We spent the day together going through pictures and planning. This one is a favorite, she said. The memorial needs to be like this, I said. These apricots are yummy, they said, and it was surreal to see the boys sitting in the same booth we sat in twenty years ago to eat fried zucchini after every work out.
Later, they ran up and down the stairs, in and out of rooms, feet slapping the worn wood floors until I yelled they were being disrespectful. So help me, God, see what happens if you run one more foot!
She laughed and said it was nice to hear laughter in the house, at least. And I agreed. Because it would be too quiet otherwise, I said. And then we were quiet. Awkward. We busied ourselves cleaning what was already clean.
What is weird is that everything is different but still somehow the same. It seems this house should be on end, pictures askew, paint coming down in curls from the walls. But no, everything is the same. Down to the cord stretching across the table so the phone can work.
She’s worried about the fruit. There’s a lot leftover, and she doesn’t want to see it spoil. The boys ate two peaches, two plums, two bananas, and more than six of the tiniest apricots I have ever seen. Your boys are going to be real regular, real fast, J. I don’t know if I’ve mentioned it, but in college everyone called me J.

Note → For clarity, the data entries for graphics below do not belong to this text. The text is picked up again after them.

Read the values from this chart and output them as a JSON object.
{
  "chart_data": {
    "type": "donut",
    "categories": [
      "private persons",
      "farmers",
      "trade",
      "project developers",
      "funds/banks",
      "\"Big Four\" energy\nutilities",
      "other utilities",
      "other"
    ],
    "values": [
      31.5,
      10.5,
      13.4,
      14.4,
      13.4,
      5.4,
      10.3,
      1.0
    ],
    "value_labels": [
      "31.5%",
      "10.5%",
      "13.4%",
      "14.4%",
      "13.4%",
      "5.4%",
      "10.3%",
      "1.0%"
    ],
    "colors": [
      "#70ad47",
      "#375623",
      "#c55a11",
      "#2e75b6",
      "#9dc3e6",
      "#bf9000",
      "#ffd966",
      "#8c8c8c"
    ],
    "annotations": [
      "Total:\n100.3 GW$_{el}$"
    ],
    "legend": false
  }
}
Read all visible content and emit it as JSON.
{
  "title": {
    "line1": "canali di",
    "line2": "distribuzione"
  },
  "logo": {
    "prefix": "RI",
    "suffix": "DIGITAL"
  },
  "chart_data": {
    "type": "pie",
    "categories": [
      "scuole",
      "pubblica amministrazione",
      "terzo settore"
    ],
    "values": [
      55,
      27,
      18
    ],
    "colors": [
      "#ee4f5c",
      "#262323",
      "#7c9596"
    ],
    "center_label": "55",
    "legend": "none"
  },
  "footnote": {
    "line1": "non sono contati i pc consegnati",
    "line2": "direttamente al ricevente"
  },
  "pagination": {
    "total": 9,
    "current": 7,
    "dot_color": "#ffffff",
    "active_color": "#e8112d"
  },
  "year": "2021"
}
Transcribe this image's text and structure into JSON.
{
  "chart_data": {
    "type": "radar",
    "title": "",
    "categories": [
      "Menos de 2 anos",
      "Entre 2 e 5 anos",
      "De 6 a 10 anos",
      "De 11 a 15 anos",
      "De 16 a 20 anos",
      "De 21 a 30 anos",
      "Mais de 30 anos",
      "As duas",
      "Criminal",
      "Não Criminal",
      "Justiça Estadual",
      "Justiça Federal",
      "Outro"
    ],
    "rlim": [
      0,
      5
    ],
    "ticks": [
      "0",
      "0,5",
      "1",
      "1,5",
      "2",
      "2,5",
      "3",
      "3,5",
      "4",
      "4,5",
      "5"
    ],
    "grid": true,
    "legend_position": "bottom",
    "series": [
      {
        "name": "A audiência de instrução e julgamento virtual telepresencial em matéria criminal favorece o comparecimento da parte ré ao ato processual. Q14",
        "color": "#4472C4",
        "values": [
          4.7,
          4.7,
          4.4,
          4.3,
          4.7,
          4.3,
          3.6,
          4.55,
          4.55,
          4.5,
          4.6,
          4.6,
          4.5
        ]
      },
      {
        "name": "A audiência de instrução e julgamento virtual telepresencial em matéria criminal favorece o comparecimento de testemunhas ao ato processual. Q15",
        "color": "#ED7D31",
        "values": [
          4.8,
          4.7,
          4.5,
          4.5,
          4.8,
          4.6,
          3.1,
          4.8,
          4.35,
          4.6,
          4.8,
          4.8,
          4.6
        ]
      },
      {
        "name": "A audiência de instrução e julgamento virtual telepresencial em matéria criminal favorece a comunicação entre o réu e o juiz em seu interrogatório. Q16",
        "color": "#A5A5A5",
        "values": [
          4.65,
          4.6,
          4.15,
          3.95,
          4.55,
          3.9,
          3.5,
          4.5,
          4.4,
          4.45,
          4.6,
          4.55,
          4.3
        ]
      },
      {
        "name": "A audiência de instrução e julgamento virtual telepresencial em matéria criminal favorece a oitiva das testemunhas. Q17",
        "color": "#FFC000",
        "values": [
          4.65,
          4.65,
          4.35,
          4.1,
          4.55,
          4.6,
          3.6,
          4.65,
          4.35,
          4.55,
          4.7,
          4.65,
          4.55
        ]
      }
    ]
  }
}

We share a bad habit of joking at inappropriate moments.
I would take your pain if I could, I joked, but really I wouldn’t. I’m an inherently selfish creature, and I’m not strong enough to do what you’re doing.
I wouldn’t let you take my pain, she joked back. I wouldn’t wish this on my least favorite person, and I know some seriously annoying people.
Sometimes there are no words, certainly not sentences. And when I hear I am a good friend, I cringe. So don’t say it. I’m not. Really. Because only I know that late at night, when I can’t sleep, I pray for her, yes, but I spend a lot of my time thanking God it’s not me.
I wasn’t joking about the inherently selfish part.